Ein Gedicht

THEODOR FONTANE

Herr von Ribbeck auf Ribbeck im Havelland

Herr von Ribbeck auf Ribbeck im Havelland,

ein Birnbaum in seinem Garten stand,

und kam die goldene Herbsteszeit

und die Birnen leuchteten weit und breit,

da stopfte, wenn's Mittag vom Turme scholl,

der von Ribbeck sich beide Taschen voll,

und kam in Pantinen ein Junge daher,

so rief er: "Junge, wiste ne Beer?"

Und kam ein Mädel, so rief er: "Lütt Dirn,

kumm man röwer, ick hebb ne Birn."

So ging es viel Jahre, bis lobesam

der von Ribbeck auf Ribbeck zu sterben kam,

Er fühlte sein Ende, 's war Herbsteszeit,

wieder lachten die Birnen weit und breit;

da sagte von Ribbeck: "Ich scheide nun ab.

Legt mir eine Birne mit ins Grab!"

Und drei Tage drauf, aus dem Doppeldachhaus,

trugen von Ribbeck sie hinaus.

Alle Bauern und Büdner mit Feiergesicht

sangen "Jesus meine Zuversicht!"

Und die Kinder klagten, das Herze schwer:

"He ist dod nu.
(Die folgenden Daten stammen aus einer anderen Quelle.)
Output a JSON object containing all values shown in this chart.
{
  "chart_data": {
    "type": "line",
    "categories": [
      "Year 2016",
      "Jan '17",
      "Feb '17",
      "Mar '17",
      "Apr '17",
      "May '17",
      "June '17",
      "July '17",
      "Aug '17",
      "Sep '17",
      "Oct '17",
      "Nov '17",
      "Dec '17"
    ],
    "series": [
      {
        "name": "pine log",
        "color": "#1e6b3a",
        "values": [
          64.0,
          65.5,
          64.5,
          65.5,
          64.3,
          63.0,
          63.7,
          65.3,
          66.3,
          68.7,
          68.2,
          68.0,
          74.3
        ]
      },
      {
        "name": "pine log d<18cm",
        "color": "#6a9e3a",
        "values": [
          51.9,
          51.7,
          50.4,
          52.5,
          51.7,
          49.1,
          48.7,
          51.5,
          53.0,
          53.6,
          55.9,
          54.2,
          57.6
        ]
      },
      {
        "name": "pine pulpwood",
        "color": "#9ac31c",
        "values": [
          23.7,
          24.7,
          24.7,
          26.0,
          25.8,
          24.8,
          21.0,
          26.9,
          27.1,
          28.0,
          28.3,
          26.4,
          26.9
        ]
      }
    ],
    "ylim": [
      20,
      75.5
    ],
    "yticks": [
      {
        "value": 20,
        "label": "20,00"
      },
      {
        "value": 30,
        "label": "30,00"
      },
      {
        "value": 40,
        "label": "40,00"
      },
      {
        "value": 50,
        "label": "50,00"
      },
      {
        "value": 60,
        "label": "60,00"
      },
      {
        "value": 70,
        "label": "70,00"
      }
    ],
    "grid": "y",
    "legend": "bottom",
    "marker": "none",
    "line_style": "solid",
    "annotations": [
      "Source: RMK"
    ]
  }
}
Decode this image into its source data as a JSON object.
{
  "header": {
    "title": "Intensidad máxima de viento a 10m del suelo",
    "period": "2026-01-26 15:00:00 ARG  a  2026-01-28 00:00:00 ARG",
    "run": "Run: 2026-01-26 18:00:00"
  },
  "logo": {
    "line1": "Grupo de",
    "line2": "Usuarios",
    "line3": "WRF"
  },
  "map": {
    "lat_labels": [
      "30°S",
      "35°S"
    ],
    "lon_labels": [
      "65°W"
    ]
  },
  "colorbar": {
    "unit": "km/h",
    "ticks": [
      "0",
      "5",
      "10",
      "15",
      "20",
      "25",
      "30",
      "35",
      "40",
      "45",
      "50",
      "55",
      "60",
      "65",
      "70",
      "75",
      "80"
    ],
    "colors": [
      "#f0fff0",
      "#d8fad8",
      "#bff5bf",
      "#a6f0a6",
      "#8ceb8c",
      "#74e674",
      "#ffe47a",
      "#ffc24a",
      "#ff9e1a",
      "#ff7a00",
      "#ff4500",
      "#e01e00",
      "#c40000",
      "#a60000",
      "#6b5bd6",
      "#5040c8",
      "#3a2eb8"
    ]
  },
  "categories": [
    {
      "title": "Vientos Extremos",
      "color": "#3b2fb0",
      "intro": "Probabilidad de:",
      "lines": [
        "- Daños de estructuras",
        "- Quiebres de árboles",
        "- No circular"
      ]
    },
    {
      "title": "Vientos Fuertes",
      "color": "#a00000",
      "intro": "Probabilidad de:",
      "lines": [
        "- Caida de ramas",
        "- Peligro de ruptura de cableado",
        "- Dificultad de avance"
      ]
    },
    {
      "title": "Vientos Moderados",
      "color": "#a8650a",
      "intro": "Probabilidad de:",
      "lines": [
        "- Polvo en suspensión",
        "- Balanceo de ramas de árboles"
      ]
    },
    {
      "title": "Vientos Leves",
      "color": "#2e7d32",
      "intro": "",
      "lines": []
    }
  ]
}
Wer giwt uns nu ne Beer?"

So klagten die Kinder. Das war nicht recht-

ach, sie kannten den alten Ribbeck schlecht!

Der neue freilich, der knausert und spart,

hält Park und Birnbaum strenge verwahrt.

Aber der alte, vorahnend schon

und voll Mißtraun gegen den eigenen Sohn,

der wußte genau, was damals er tat,

als um eine Birn ins Grab er bat;

und im dritten Jahr aus dem stillen Haus

ein Birnbaumsprößling sproßt' heraus.

Und die Jahre gehen wohl auf und ab,

längst wölbt sich ein Birnbaum über dem Grab,

und in der goldenen Herbsteszeit

leuchtet's wieder weit und breit,

und kommt ein Jung übern Kirchhof her,

so flüstert's im Baume: Wiste ne Beer?"

Und kommt ein Mädel, so flüstert's‑ "Lütt Dirn,

kumm man röwer, ick gew di ne Birn ! "

So spendet Segen noch immer die Hand

des von Ribbeck auf Ribbeck im Havelland.